60 views Asked by At

I have a desk top file (paragraphs of words, numbers and punctuation). I need to get just the numbers, sort them, print sorted list, length and median. I can open, read and extract just the numbers but all numbers (even my double digits) print on "\n". I am allowed to use import statistics.

I have tried several attempts. I know I need a .split(),.strip() and .append. I just cannot figure out where.

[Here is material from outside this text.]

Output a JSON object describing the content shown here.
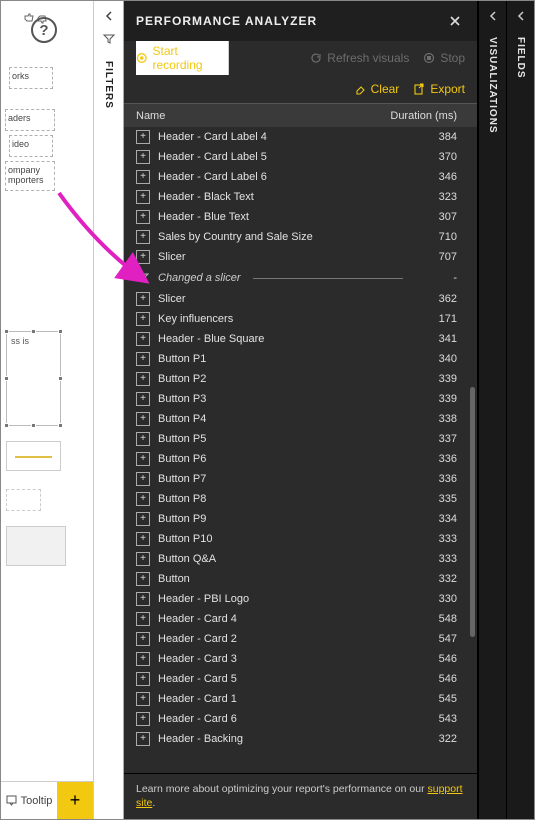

from statistics import median
def sorting_file(): 
    with open('C:\\Users\\wildk\\Desktop\\Numbers_in_text.txt', 'r') as f:
        for line in f:
            words = line.split().strip('n')
            for i in words:
                for number in i:
                     number = number.rstrip('n')
                    if(number.isnumeric()):
                         print(number)
def get_median():    
     for median in number:
        number = sorted
        median = sorted (number) [len(number)//2]
        print(median, len )                 

if __name__=='__main__':
     sorting_file()
     get_median()

enter image description here

1

There are 1 answers

0
trincot On

The get_median function has several problems:

  • It references number, but that is an undefined name.
  • During iteration you redefined number as sorted, which is a function. (Nothing gets sorted here)
  • sorted(number) is then the same as sorted(sorted) which makes no sense.
  • If that sorted call would work, you could not index it, as it is an iterator, not a list.
  • print(number, len) would print two functions. I don't see how that is useful.
  • Moreover, you have included a median function from statistics so you don't need get_median at all.

Then sorting_file has problems too:

  • It calls .strip('n') on a list. Lists don't have such a method, and it is a mystery why you would want something to happen with the letter n anyway
  • for number in i is iterating the individual characters of a word (i). This is not useful. The word itself is what you are interested in.
  • .rstrip('n') seems to serve no purpose
  • The function only intends to print numbers, but doesn't actually convert them to numbers, nor collect them in some list to use for getting a median

Here is a correction that takes the above points into account:

from statistics import median

def sorting_file(): 
    with open('text.txt', 'r') as f:
        for line in f:
            return [int(i) for i in line.split() if i.isnumeric()]

res = median(sorting_file())
print(res)